Moreover, it exerts IC50s of 16 nM and 20 nM for human and monkey RIPK1, respectively. In stimulated cellular systems, GSK2982772 reduces spontaneous production of cytokines, which is from ulcerative colitis explant tissue in overnight incubations. In addition, GSK2982772 produces a weak concentration dependent inhibition of hERG in human embryonic kidney (HEK-293) cells. It has an estimated IC50 of 195 μM. Meanwhile, it also shows a weak activation of the human Pregnane X receptor with an EC50 of 13 μM.
The mouse model evaluating protection from TNF induced lethal shock, GSK2982772 has been shown to be RIPK1 dependent. In this model, injection of TNF leads to a systemic inflammatory response, characterized by hypotension, hepatitis, hypothermia, and bowel necrosis over 6−7 h. In a similar model, injection of TNF combined with the caspase inhibitor zVAD leads to a similar but earlier onset systemic inflammatory response in about 3 h. The ability of the RIPK1 inhibitor to prevent body temperature loss measures the efficacy.

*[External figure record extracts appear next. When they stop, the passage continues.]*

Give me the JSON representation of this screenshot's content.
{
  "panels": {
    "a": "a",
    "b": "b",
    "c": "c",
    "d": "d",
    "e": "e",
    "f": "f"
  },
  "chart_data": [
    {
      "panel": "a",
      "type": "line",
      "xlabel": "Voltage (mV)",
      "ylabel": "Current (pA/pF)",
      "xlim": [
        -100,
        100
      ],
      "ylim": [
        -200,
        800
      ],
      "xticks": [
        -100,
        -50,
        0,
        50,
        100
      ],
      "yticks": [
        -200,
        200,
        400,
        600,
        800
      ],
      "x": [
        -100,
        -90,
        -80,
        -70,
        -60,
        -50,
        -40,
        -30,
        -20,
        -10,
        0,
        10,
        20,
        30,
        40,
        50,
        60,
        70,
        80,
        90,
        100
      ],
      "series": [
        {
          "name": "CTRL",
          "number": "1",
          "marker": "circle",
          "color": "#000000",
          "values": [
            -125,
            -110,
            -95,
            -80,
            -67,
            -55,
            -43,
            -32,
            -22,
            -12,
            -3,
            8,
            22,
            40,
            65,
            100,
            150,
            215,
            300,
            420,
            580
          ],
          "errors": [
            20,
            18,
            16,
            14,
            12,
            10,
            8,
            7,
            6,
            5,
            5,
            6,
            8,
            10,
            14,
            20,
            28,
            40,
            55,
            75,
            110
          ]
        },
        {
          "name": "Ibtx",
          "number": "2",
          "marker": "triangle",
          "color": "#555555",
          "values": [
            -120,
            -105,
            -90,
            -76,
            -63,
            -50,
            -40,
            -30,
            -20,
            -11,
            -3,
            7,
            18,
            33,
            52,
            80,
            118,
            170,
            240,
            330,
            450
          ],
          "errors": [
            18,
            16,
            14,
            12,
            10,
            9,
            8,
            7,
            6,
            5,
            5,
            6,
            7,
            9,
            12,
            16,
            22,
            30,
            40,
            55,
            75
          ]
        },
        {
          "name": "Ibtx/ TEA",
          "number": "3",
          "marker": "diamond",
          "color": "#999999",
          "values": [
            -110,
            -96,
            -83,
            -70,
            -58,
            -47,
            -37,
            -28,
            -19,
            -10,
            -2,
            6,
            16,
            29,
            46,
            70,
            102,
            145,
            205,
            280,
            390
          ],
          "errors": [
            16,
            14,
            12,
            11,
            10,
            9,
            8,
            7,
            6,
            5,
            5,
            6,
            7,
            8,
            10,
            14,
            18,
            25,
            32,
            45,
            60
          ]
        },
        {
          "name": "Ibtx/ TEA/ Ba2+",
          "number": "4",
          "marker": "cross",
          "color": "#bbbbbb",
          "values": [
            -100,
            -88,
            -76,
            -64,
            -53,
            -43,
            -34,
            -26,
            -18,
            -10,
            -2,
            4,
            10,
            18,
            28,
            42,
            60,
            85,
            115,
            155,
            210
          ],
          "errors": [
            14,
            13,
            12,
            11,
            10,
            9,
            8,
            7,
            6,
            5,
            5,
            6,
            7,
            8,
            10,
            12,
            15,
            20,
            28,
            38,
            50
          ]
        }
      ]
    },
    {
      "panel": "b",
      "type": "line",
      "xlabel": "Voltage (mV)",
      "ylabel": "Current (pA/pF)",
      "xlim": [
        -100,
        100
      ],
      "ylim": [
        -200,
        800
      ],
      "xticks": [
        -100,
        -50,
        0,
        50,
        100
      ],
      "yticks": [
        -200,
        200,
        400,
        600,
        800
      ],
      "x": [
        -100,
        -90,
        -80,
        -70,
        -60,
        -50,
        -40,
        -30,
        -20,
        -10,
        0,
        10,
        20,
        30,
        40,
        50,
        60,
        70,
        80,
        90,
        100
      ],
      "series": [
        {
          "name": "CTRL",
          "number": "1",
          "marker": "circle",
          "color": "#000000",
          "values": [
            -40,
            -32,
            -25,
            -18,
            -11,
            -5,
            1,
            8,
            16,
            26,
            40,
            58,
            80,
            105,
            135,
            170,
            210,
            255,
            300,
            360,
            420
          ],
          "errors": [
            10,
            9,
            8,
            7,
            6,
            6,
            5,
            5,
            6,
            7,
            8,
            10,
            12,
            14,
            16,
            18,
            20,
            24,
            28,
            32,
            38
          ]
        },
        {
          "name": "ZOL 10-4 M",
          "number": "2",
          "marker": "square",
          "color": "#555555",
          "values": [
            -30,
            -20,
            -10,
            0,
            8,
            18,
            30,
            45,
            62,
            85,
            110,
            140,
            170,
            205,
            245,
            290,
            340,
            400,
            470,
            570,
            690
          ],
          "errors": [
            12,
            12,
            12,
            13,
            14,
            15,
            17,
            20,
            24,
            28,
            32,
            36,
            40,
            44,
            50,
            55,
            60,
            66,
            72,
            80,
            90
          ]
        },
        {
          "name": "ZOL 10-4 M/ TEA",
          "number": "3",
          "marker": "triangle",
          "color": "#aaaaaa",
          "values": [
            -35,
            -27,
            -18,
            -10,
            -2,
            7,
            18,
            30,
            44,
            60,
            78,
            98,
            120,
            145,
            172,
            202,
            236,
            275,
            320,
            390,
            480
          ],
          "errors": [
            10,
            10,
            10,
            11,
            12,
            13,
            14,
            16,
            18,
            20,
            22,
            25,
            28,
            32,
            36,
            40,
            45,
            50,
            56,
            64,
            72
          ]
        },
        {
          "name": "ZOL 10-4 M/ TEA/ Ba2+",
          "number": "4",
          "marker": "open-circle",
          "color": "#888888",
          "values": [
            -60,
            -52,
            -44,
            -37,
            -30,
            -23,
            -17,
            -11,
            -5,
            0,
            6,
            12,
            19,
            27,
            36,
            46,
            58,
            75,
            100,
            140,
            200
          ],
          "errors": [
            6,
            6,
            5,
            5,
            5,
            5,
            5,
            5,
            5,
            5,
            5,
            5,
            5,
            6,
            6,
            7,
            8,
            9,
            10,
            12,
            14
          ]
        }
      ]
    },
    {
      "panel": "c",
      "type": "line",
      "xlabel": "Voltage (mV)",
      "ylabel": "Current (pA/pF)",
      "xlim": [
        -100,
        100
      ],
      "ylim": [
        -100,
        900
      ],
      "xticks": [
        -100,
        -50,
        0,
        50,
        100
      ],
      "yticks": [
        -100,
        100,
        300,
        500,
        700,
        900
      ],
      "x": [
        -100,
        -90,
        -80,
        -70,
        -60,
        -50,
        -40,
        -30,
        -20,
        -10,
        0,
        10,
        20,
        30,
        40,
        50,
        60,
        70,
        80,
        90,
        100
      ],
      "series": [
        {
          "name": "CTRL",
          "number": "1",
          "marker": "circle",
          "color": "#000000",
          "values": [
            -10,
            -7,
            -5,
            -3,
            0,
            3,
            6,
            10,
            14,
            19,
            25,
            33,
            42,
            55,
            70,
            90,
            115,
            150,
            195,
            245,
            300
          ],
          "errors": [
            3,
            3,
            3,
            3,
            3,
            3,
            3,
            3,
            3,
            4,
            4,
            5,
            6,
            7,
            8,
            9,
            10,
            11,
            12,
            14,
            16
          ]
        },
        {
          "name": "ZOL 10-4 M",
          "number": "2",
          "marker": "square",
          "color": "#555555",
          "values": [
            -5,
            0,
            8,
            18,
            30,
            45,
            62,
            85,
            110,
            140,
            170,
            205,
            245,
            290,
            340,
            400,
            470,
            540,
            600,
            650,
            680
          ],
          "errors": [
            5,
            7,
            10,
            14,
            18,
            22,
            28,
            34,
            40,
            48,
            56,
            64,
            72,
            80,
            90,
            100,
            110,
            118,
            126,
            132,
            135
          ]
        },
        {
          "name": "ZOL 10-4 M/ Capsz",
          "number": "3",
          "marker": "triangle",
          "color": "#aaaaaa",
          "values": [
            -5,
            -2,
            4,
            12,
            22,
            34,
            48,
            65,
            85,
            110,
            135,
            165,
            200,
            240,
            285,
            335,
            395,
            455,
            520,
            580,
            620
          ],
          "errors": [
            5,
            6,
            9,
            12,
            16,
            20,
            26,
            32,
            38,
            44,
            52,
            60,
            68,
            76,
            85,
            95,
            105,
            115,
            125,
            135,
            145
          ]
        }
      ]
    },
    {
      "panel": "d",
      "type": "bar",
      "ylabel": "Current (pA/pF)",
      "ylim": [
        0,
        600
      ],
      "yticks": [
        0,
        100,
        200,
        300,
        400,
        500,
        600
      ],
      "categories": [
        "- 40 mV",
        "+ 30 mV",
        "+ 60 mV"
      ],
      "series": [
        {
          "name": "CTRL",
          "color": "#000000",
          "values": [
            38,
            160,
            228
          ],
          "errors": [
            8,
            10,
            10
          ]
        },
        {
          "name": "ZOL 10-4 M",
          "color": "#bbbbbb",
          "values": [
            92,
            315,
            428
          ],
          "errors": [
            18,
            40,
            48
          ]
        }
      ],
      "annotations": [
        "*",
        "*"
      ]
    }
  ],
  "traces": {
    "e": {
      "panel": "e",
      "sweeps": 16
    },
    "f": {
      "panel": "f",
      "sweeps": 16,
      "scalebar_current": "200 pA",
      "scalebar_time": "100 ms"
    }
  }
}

In summary, GSK2982772 has excellent activity in both RIPK1 cellular systems. Furthermore, it prevents TNF induced necrotic cell death, and an ulcerative colitis explant assay blocking spontaneous cytokine release. On the other hand, GSK2982772 has highly favorable physicochemical and pharmacokinetic properties. those suggest GSK2982772 is a first-in-class Clinical Candidate for the treatment of inflammatory diseases.
Harris PA, et al. Discovery of a First-in-Class Receptor Interacting Protein 1 (RIP1) Kinase Specific Clinical Candidate (GSK2982772) for the Treatment of Inflammatory Diseases. J Med Chem. 2017 Feb 23;60(4):1247-1261.